Sein Hauptwerk „Minderwertigkeitsgefühle beim Einzelnen und in der Gemeinschaft“ veröffentlichte er 1953 auch in deutscher Sprache (als Übersetzung aus dem Englischen und Französischen). Es stellt eine umfassende Studie über das Konzept des Adlerschen „Minderwertigkeitsgefühl“ dar und war eine erste Zusammenfassung des Adlerschen Gedankengutes im Hinblick auf sozial- und kulturpsychologische Aspekte. Das Konzept des Minderwertigkeitsgefühls und seiner Kompensation ist von zentraler Bedeutung für die gesamte Tiefenpsychologie. Hinter den Wendungen „Ich bin nichts wert!“, „Das kann ich nicht!“, „Ich sehe nicht gut aus, bin zu klein, zu dick!“, „Mein Partner akzeptiert mich nicht!“, „Ich lehne fremde Menschen ab!“, „Wir können an den Umständen doch nichts ändern!“ verbergen sich Minderwertigkeitsgefühle. Solche Minderwertigkeitsgefühle verhindern die Entfaltung eines freien und gesunden Selbstwertstrebens.
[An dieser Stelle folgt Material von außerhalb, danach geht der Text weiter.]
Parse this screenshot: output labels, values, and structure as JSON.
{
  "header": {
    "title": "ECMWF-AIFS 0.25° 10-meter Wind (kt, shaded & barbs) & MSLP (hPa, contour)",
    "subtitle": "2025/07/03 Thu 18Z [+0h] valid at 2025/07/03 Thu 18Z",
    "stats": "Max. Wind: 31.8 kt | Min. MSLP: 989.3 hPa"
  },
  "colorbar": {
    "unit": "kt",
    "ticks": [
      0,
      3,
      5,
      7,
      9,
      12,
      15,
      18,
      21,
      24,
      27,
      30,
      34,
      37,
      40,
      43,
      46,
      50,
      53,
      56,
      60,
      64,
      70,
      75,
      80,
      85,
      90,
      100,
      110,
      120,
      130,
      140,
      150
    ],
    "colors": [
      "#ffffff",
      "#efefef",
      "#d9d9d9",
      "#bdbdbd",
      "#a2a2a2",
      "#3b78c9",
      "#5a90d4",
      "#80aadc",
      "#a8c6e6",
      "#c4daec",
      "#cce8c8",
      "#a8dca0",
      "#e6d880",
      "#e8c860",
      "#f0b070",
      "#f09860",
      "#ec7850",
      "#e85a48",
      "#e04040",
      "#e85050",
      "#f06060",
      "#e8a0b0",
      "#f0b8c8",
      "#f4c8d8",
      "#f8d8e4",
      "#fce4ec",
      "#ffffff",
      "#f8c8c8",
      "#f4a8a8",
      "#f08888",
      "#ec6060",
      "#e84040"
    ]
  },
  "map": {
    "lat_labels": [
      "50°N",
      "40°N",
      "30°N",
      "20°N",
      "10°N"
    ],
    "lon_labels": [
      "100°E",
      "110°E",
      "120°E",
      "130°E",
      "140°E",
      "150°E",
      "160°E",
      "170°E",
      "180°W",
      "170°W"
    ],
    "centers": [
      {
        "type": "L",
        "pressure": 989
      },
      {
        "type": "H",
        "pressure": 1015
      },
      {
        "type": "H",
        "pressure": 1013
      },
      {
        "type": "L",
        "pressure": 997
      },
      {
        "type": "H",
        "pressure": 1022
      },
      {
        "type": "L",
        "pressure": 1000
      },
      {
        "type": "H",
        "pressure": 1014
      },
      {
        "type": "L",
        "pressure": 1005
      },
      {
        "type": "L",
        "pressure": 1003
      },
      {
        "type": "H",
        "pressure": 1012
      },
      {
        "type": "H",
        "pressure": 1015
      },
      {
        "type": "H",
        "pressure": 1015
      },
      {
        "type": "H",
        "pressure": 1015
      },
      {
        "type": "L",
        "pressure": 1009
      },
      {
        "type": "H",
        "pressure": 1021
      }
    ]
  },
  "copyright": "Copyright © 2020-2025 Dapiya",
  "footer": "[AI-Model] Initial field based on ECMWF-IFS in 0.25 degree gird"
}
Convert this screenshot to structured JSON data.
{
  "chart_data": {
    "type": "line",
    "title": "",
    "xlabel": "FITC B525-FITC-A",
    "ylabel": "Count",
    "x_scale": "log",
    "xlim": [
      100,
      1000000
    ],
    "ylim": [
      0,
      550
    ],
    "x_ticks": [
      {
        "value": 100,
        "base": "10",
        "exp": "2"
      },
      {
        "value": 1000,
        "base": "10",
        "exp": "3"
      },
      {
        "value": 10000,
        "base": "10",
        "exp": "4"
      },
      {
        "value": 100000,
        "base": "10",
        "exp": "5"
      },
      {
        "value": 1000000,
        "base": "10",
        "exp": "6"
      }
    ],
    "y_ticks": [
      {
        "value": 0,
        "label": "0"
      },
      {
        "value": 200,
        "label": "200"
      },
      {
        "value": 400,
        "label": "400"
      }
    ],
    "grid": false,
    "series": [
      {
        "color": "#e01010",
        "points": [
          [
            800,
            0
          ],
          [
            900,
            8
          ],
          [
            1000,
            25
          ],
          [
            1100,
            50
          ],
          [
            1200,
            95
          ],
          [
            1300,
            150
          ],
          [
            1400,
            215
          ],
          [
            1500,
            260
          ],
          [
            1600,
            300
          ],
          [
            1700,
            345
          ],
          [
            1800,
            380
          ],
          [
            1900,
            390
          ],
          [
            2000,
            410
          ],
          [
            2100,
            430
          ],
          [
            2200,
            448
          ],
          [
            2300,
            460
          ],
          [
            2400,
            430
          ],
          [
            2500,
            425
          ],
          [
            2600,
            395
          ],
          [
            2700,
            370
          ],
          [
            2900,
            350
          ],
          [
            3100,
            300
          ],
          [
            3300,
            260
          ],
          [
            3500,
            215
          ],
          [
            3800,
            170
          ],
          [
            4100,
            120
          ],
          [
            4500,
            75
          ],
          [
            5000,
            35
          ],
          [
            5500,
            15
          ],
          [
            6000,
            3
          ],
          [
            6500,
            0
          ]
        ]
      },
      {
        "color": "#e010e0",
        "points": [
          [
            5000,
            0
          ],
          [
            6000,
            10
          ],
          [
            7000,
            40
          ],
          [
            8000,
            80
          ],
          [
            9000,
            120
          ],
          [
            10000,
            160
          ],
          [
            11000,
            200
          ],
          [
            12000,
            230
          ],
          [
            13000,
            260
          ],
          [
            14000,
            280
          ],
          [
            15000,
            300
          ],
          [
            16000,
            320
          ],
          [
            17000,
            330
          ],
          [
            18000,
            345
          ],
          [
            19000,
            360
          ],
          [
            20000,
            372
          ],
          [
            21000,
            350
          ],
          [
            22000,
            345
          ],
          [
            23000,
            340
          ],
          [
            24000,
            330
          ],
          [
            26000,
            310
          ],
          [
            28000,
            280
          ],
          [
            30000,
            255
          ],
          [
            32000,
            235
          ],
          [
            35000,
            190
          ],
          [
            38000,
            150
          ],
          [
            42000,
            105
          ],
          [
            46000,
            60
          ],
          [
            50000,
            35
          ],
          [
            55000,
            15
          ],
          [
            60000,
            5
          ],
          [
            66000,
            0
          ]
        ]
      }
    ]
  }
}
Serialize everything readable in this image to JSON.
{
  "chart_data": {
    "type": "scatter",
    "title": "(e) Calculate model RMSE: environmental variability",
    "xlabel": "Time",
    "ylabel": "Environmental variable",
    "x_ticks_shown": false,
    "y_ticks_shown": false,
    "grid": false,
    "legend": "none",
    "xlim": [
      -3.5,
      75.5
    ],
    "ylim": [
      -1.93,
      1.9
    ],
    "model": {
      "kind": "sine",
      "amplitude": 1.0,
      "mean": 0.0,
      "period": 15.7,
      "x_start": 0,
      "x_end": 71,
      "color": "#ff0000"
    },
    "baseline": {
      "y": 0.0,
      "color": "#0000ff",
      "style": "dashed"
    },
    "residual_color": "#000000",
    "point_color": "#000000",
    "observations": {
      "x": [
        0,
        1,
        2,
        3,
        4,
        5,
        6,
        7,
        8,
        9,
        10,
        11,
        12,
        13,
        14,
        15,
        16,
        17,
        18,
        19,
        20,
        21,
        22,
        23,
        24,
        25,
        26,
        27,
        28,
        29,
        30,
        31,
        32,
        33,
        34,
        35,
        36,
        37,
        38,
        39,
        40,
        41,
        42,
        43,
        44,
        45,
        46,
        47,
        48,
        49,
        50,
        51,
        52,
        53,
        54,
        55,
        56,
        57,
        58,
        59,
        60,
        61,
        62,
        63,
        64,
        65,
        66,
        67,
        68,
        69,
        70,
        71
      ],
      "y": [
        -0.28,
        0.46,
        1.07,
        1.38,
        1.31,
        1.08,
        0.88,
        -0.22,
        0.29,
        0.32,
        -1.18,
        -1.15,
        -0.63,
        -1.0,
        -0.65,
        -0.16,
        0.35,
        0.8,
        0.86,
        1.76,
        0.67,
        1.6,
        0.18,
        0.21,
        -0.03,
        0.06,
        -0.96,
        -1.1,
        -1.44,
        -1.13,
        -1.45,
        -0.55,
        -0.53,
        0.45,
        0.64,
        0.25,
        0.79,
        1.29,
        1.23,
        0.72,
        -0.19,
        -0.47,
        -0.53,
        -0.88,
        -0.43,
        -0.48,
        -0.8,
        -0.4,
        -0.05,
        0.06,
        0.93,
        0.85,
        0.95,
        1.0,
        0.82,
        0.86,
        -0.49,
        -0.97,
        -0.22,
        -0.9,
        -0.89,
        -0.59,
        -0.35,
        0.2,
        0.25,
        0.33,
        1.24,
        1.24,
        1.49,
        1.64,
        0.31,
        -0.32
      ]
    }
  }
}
Mit ihnen sinnvoll umzugehen ist Aufgabe jedes Einzelnen und der sozialen Gemeinschaft. Dazu Brachfeld:[1]

„Beim Kleinkind konnten wir feststellen, dass das tiefe Unsicherheitsgefühl, das durch die blosse Tatsache, ein noch sehr unvollkommenes Exemplar der menschlichen Spezies zu sein, hervorgerufen wird, etwas durchaus Normales ist. Wenn indessen das Minderwertigkeitsgefühl zu stark ist, bildet sich auf dem Weg der Kompensation ein neurotischer „Lebensplan“, der von einer wirklichen, aber übertriebenen Minderwertigkeit zu einer mehr oder weniger eingebildeten Überlegenheit führt. Die Koexistenz dieser beiden Gegenpole – „Minderwertigkeit“: mit ungewöhnlicher Intensität als nachteilig empfunden, und „Überlegenheit“: ersehnt, aber fiktiv – verursacht zuerst beim Kind, dann beim Erwachsenen eine gewisse Unbeständigkeit in seinen Selbstwerterlebnissen.“

Schriften

  • Magyar vonatkozások a régi katalán irodalomban és a katalán népballadaban, Diss. Budapest 1930 (Ungarn in der altkatalanischen Literatur).
  • Ortega y Gasset über Alfred Adler und die Individualpsychologie. In: Internationale Zeitschrift für Individualpsychologie, Jg. 1931.
  • Los sentimientos de inferioridad, Luis Miracle, Barcelona 1935.
  • Individual Psychology in the Learning of Languages. In: International Journal of Individual Psychology, Jg. 1936.
  • Sexual Difficulties. In: International Journal of Individual Psychology, Jg. 1936.
  • Is Woman Less Intelligent Than Man? In: Individual Psychology Bulletin, Jg. 1946.
  • Minderwertigkeitsgefühle beim Einzelnen und in der Gemeinschaft. Klett-Verlag, Stuttgart 1953; Neuausgabe mit einer Einführung von Gert Janssen: Quercus Verlag, Berlin 2002, ISBN 3-935271-02-6.

Übersetzungen

  • Lajos Zilahy: Primavera mortal (Halászi tavasz). übersetzt von Ferenc Oliver Brachfeld. Proa, Barcelona 1935.
  • Alfred Adler: El sentido de la vida (Der Sinn des Lebens). Übersetzt von Oliver Brachfeld. Vorwort von Ramón Sárro. Luis Miracle, Barcelona 1937.
  • Carl Gustav Jung: La psique y sus problemas actuales. Übersetzt von Oliver Brachfeld und Eugénio Imaz. Editorial Problet, Madrid Buenos Aires 1935.
  • Carl Gustav Jung: Teoría del Psicoanálisis (Versuch einer Darstellung der psychoanalytischen Theorie). Übersetzung und Vorwort: Franz Oliver Brachfeld. Editorial Apolo, Barcelona 1935.
  • Carl Gustav Jung: Tipos psicológicos (Psychologische Typen). Übersetzt von Oliver Brachfeld und Ramón Gómez de la Serna. Editorial Sudamericana, Buenos Aires 1945.

Literatur

  • René König: Oliver Brachfeld, 18.2.1908 – 2.9.1967. In: Kölner Zeitschrift für Soziologie und Sozialpsychologie (KZfSS), Jg. 20 (1968), S. 195–197 (Nachruf).

Weblinks

Fußnoten

  1. Oliver Brachfeld: Minderwertigkeitsgefühle beim Einzelnen und in der Gemeinschaft. Klett-Verlag, Stuttgart 1953, S. 163.